Last week, the Liberal dominated House of Commons Public Safety Committee released a report after studying the matter and hearing submissions and testimony from groups and affected individuals. The salient part of the report was only three pages and left pretty much everyone unsatisfied.
Conservative MPs called it “an insult to all Canadians.” Even NDP MPs weighed in saying, the “incomplete” report fails to take into account the difficulties witnesses described in the committee’s hearings.
Two witnesses, Eddie Maurice and his wife Jessica of Okotoks, Alberta released a statement quoted in the National Post which said, “The witnesses brought in by Liberal Committee members supported the story that the Liberals wished to find — a story that supported gun control and their firearm-related policies and bills outside the mandate of this study.”

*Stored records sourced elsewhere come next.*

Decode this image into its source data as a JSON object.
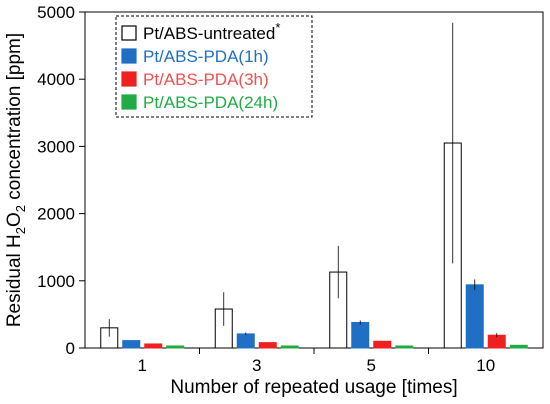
{
  "chart_data": {
    "type": "bar",
    "xlabel": "Number of repeated usage [times]",
    "ylabel_parts": {
      "pre": "Residual H",
      "sub1": "2",
      "mid": "O",
      "sub2": "2",
      "post": " concentration [ppm]"
    },
    "ylim": [
      0,
      5000
    ],
    "yticks": [
      0,
      1000,
      2000,
      3000,
      4000,
      5000
    ],
    "categories": [
      "1",
      "3",
      "5",
      "10"
    ],
    "grid": false,
    "legend_position": "top-left",
    "legend_marker": "*",
    "series": [
      {
        "name": "Pt/ABS-untreated",
        "fill": "#ffffff",
        "stroke": "#000000",
        "text_color": "#000000",
        "values": [
          300,
          580,
          1130,
          3050
        ],
        "errors": [
          130,
          250,
          390,
          1790
        ]
      },
      {
        "name": "Pt/ABS-PDA(1h)",
        "fill": "#1f6fc5",
        "stroke": "#1f6fc5",
        "text_color": "#1f6fc5",
        "values": [
          110,
          210,
          380,
          940
        ],
        "errors": [
          0,
          20,
          30,
          80
        ]
      },
      {
        "name": "Pt/ABS-PDA(3h)",
        "fill": "#ee2020",
        "stroke": "#ee2020",
        "text_color": "#f05050",
        "values": [
          60,
          80,
          100,
          190
        ],
        "errors": [
          0,
          0,
          0,
          30
        ]
      },
      {
        "name": "Pt/ABS-PDA(24h)",
        "fill": "#22aa44",
        "stroke": "#22aa44",
        "text_color": "#22aa44",
        "values": [
          30,
          30,
          30,
          40
        ],
        "errors": [
          0,
          0,
          0,
          0
        ]
      }
    ]
  }
}
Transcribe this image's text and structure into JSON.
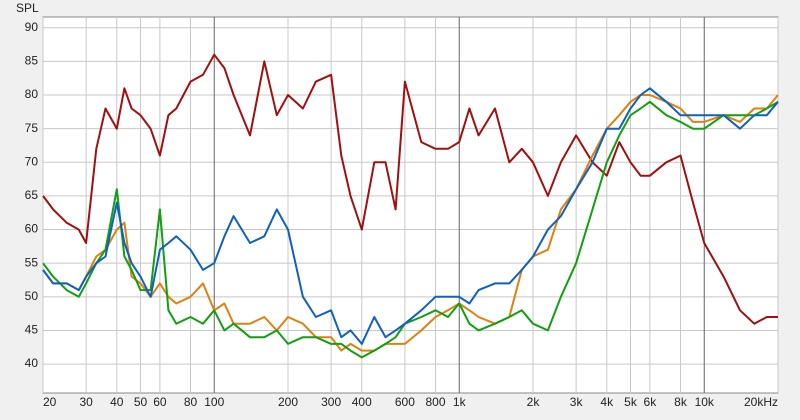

They further said, “They do not understand what it means to live miles from the RCMP station which is understaffed and unable to protect us.”
There are a couple of key points in all of this and the Maurices nailed it.
Eddie Maurice was thrust into the public eye when in February of 2017 he fired warning shots at alleged burglars on his property. One of whom was hit by a ricochet. Police were called and arrested Maurice for various firearms-related offences.
The incident triggered lots of support for them in Alberta and protests showed up at the courthouse for his appearances. The Crown ultimately announced they were dropping all charges.
What many Canadians would like to see is a strengthening of Canadian self-defence laws so folks living in rural Canada would be supported if they used force to defend themselves, their families and their properties.
Many people in rural Canada, especially the prairie provinces, feel like they are under attack as cases like the incident with Colten Boushie and his drunken friends invading the property of Gerald Stanley highlights.
In Saskatchewan in 2016 a group calling themselves Farmers with Firearms was formed on Facebook and has had thousands of likes and follows. There’s no doubt that this is an issue for Canadians.
But as Maurice observes the report of the Public Safety committee does nothing for them. The Liberals want more gun control and even tacitly agreeing with folks who want to have the ability to defend themselves and their loved ones goes against their narrative.
The reality, also noted by Maurice, is the issue of the distance when many live far from those paid to protect them. In urban areas a 9-1-1 call deemed urgent will get a police response in minutes. In rural areas in the prairies that response is typically measured in hours and sometimes even days.
Maurice also hits the nail on the head mentioning RCMP understaffing. I have been writing about this problem since 1999. While it’s difficult to nail down the numbers with any certainty, officers I have spoken to estimate they are understaffed by a minimum of ten percent of authorized strength.
Add that to members away on course, leave, illness and the force has serious issues across the board. Those problems are exacerbated in rural Canada where smaller detachments have difficulty meeting calls for service to start with never mind the distances they have to travel. And the bad guys know this. Coulten Boushie knew this and so did Gerald Stanley.
It was tragic that Boushie died. But, there will be more tragedies like that if the government and the RCMP don’t take action to address the real issues.
More gun control is not the answer.
The question is much more complicated and the Liberal dominated committee report did not seem to take any of it seriously. They have their own agenda and it has nothing to do with protecting Canadians.